Понятно, такого рода происшествие давало ему повод не скупиться на слова, и тут уж было ясно видно, какой это дотошный и нудный человек.
— Да ты бы сначала попробовал расцепить машины! — закричал не лишенный здравого смысла молодой человек из обступившей нас толпы бездельников.
И он был прав — это было пустяковым делом: чтобы расцепить машины, Пеппино достаточно было бы дать задний ход. Но Пеппино понял его слова на свой лад.
— Отцепите мою машину, — принялся он кричать повелительным тоном. Отцепите мою машину… Отцепите ее, коли вы такой прыткий.
Толпа росла и поглядывала на нас недружелюбно. Француженка, ничего не понимая, смотрела на Пеппино и улыбалась.
Пеппино настаивал:
— Синьора, прошу, прошу: ваша фамилия, ваши права, номер машины?
— И сколько лет, и есть ли дети, — выкрикнул чей-то голос из толпы.
— Да ты сначала попробуй отцепить машину, — опять закричал первый голос.
А Пеппино, совершенно обнаглев:
— Я вам уже сказал, отцепите мне ее. Давайте принимайтесь за дело. Вы, верно, механик, коли разбираетесь в этом лучше меня.
Тогда, подойдя ближе, высоченный здоровый парень поднес к самому носу Пеппино кулак и сказал:
— Никакой я не механик… а чемпион по вольной борьбе.
— Тем лучше, вы с вашей силой наверняка сможете отцепить машину.
Дело для Пеппино могло бы принять дурной оборот, не окажись здесь я. Я крикнул:
— А ну ребята, взяли, приподнимем машину… Это же пустячное дело.
Сказано — сделано: мы взялись впятером — машина Пеппино была легонькой — и разом отцепили ее от французской машины. Потом я повернулся к Пеппино и сказал:
— Теперь бери книжку и пиши.
— Что с тобой… ты с ума спятил?
— Говорю тебе, пиши: я — пень, надоедливый и докучный… Пиши, пиши.
Послышался громкий смех и даже свистки. Пеппино с записной книжкой в руке стоял словно потерянный. Я добавил:
— А теперь садись в свою машину и убирайся отсюда.
На этот раз он послушался, сел в машину и поспешно
уехал. Собравшаяся толпа проводила его криками. Француженка тоже уехала. Я перешел улицу и направился в бар пропустить рюмочку аперитива.
Девушка из Чочарии
<sub>Перевод Р. Хлодовского</sub>
Когда профессор настаивал, я не раз говорил ему:
— Смотрите, профессор, это ведь простые девушки… Деревенщина… Подумайте, что вы делаете… Лучше вам взять римлянку… Крестьянки из Чочарии — неотесанные и неграмотные.
Последнее обстоятельство особенно нравилось профессору.

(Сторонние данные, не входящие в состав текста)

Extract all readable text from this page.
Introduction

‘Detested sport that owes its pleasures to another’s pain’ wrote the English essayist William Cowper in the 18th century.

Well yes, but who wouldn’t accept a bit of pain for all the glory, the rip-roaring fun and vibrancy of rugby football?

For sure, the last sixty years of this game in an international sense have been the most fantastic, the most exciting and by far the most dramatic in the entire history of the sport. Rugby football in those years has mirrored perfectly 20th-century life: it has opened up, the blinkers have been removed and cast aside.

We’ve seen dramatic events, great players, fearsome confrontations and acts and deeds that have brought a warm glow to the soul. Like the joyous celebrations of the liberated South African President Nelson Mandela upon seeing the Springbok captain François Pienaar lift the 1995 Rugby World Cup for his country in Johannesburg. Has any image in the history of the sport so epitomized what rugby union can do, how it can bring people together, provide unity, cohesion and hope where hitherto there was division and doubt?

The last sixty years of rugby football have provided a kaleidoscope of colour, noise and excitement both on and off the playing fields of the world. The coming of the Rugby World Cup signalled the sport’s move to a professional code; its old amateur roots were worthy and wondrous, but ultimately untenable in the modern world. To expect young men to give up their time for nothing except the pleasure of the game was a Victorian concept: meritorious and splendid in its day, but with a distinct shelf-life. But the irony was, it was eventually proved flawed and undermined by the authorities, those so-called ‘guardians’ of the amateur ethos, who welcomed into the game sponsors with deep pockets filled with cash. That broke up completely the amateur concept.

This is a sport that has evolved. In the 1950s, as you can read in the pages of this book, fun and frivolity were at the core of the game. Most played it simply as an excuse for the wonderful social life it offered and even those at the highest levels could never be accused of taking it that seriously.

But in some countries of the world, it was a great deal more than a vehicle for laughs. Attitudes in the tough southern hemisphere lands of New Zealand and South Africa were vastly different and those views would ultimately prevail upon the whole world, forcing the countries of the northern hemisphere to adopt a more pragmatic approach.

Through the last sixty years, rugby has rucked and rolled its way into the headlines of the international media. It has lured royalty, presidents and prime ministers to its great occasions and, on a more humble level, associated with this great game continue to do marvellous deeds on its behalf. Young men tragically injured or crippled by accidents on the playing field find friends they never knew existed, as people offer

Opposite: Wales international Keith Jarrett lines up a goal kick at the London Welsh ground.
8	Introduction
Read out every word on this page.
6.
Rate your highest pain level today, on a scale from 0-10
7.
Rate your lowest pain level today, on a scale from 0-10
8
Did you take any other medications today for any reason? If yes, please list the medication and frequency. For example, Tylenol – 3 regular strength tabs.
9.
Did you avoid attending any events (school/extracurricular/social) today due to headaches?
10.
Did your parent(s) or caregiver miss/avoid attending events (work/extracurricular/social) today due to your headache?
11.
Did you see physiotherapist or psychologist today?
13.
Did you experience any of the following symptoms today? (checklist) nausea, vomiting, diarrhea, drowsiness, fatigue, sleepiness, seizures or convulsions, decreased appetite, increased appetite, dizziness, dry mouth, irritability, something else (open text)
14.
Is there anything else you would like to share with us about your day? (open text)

— Неграмотная!.. Этого-то мне и надо… По крайней мере, не будет читать комиксы… Неграмотная!
Профессор, старик с острой бородкой и седыми усами, преподавал в лицее. Но главным предметом его занятий были руины. Каждое воскресенье, а также и в другие дни недели он бродил по виа Аппиа, по римскому Форуму, по термам Каракаллы и ворошил развалины древнего Рима. Квартира его была битком набита археологическими и всякими другими книгами и напоминала книжную лавку. Начиная с прихожей, где они были свалены грудой за зеленой занавеской, книги занимали всю квартиру — коридоры, комнаты, кладовки. Не было их только на кухне и в ванной.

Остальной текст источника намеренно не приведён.